Con and Eva : Gendering Revolution exhibition

Con and Eva : Gendering Revolution exhibition at the Irish World Heritage Centre, Manchester

An exhibition co-curated by Fionna Barber (Reader in Art History, Manchester School of Art) has opened at the Irish World Heritage Centre (IWHC) in Cheetham Hill and will be on display until June 30.

The result of an international collaboration with Laura McAtackney from Aarhus University in Denmark and Katherine O’Donnell from University College Dublin, Con and Eva: Gendering Revolution uses archival resources mainly from the Public Records Office of Northern Ireland to investigate the revolutionary lives of two sisters, Constance Markievicz and Eva-Gore Booth.

Constance, who originally trained as an artist, became one of the leaders of the Easter Rising in Ireland in 1916 before becoming the first woman to be elected to the House of Commons in 1918, although she never took up her seat.

Eva, on the other hand, was not only a poet and playwright but a social reformer and pacificist who, with her life-long partner Esther Roper, was also a prominent campaigner for women’s suffrage in Manchester.

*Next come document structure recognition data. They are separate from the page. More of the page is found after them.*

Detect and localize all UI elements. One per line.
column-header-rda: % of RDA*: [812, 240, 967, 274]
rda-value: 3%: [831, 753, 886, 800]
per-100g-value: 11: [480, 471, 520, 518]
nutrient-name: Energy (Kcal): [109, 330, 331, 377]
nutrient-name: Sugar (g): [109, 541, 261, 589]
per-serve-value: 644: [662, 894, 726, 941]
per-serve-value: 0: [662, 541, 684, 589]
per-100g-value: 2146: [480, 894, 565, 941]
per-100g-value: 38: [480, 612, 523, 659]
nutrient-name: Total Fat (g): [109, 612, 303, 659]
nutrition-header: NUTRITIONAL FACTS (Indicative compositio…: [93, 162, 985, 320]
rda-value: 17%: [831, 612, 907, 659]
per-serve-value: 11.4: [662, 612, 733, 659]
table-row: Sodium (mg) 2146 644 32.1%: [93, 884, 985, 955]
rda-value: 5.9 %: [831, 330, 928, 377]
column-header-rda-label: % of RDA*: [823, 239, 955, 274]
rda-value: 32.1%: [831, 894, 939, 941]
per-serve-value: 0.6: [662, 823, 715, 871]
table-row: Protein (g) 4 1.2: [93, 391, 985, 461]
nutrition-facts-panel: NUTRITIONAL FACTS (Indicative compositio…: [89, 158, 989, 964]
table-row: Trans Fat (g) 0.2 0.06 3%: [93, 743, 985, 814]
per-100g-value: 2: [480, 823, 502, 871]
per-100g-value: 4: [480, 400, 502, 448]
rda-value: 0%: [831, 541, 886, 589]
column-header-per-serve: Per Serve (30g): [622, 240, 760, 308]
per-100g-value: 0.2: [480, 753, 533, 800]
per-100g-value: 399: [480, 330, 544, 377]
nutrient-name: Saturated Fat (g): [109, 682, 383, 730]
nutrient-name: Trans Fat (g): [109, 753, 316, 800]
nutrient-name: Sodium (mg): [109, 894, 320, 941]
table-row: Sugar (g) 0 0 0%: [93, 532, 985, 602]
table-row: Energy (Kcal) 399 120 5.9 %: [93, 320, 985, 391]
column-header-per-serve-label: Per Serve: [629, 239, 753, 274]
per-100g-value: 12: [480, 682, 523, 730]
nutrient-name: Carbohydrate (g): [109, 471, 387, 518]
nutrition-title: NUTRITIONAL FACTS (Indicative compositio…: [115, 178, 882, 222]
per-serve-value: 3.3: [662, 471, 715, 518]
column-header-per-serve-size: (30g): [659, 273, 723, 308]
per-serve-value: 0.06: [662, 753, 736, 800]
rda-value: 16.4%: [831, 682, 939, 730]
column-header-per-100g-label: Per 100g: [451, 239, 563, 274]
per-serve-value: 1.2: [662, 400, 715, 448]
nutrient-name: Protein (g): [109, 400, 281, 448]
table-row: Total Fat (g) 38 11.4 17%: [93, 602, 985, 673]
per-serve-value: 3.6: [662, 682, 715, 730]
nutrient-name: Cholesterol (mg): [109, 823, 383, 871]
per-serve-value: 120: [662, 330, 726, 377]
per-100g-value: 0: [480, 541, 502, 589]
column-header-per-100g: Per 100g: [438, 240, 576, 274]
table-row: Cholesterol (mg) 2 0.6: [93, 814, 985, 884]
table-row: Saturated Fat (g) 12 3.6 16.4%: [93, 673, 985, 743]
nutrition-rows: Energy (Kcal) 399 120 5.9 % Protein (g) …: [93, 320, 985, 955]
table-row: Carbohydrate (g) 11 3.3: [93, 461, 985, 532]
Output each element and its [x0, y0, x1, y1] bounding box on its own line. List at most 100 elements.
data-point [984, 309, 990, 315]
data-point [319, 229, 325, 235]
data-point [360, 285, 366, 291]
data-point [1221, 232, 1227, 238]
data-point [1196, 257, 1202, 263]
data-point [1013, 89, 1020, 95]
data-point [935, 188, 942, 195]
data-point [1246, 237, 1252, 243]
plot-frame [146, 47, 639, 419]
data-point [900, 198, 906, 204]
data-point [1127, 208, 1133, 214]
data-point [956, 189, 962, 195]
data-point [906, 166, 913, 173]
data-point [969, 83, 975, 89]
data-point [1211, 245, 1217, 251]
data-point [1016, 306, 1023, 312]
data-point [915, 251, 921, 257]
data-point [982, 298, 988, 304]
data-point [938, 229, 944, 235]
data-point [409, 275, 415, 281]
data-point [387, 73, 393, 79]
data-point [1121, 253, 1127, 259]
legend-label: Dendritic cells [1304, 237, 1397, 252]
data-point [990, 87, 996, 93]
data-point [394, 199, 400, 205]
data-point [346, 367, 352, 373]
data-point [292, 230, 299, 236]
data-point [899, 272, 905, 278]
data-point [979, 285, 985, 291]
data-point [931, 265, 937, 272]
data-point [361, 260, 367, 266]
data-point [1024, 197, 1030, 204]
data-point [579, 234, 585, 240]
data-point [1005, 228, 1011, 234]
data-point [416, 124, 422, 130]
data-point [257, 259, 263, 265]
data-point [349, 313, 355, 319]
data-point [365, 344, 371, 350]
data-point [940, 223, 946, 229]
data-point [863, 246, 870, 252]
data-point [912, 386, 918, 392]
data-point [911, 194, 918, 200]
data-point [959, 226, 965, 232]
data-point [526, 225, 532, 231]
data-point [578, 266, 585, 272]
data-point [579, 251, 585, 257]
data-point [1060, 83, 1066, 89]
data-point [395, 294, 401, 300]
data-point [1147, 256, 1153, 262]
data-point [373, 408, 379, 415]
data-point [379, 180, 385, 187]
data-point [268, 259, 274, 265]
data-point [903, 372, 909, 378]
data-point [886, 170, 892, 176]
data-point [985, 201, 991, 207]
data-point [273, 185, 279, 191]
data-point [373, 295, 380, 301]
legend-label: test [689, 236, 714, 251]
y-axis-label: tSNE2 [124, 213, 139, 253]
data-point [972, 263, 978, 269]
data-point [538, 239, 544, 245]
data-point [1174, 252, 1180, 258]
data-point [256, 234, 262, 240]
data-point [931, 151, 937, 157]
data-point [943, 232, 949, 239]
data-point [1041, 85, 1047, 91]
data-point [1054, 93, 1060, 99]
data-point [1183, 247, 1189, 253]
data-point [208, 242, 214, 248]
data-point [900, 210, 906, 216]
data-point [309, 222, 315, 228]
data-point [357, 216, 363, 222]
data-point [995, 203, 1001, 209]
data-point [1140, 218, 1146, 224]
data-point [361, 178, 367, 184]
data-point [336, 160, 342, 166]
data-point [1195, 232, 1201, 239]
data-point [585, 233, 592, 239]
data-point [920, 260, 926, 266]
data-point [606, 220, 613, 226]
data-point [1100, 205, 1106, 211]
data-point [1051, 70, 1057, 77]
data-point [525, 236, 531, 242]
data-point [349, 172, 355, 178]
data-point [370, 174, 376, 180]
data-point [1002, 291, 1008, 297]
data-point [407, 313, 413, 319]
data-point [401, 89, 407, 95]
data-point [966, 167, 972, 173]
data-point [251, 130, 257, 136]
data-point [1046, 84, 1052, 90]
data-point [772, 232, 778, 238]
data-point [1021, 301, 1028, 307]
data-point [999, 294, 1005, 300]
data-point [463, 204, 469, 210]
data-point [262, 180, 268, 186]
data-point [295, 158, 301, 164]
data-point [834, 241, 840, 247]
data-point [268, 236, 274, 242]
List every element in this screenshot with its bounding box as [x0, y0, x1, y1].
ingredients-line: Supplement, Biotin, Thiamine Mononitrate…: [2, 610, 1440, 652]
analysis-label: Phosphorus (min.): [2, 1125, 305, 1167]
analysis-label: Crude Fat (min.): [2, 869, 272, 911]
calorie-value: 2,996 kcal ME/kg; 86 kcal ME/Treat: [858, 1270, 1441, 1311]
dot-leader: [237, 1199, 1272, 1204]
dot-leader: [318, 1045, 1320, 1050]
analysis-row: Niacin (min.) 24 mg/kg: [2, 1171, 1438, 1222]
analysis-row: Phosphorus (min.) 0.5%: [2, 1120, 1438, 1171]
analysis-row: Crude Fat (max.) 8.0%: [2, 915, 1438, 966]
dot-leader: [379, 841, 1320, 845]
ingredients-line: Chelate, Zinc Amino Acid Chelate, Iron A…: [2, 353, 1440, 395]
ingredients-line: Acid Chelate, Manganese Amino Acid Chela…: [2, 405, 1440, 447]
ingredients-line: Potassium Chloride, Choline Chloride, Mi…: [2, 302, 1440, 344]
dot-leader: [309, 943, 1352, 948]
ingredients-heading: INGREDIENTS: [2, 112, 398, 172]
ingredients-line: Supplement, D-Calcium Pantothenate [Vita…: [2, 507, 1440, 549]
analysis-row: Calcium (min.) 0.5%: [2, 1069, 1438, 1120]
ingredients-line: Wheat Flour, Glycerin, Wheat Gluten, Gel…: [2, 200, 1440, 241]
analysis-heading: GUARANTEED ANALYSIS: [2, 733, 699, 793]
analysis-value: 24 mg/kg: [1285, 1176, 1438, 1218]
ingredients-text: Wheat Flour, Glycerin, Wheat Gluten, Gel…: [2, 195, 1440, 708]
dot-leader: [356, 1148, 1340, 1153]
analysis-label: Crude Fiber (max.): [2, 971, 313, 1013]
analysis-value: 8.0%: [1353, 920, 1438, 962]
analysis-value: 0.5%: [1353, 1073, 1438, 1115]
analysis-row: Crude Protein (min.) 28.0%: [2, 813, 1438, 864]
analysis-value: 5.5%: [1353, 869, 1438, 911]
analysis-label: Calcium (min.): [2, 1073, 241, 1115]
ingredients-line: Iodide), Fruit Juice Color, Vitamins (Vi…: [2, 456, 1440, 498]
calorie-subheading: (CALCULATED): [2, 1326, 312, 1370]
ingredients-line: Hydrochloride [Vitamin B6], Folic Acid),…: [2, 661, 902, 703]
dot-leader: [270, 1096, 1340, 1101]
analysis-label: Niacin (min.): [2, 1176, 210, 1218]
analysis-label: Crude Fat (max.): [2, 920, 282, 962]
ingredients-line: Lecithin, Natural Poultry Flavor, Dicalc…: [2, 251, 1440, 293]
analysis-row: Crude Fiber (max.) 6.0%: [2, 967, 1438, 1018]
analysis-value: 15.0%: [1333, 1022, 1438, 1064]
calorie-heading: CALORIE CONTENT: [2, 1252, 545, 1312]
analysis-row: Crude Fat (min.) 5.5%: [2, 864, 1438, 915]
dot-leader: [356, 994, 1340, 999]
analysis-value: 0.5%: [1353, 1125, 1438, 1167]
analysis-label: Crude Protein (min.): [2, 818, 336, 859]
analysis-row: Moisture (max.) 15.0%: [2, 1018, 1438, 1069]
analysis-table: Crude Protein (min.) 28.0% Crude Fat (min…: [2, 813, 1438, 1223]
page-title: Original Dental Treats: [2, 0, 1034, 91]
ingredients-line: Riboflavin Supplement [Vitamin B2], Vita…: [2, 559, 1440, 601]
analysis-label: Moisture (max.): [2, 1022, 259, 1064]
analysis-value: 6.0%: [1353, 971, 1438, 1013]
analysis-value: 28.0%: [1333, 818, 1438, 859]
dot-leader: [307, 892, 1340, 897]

The exhibition opened on Friday March 10 with a well-attended and lively symposium featuring presentations from each of the curators exploring the legacy of Con and Eva for contemporary Irish women’s activism.

con and eva

It was chaired by Dr Kate Cook, Director of the Sylvia Pankhurst Gender Research Centre at MMU, and also featured an address from Ruaidhri Dowling, First Secretary for Irish Community and Culture at the Irish Embassy.

This event was part of Wonder Women, Manchester’s annual feminist festival and was supported by the Irish Department of Foreign Affairs and Trade through their Emigrant Support Funding Programme and the Sylvia Pankhurst Gender Research Centre.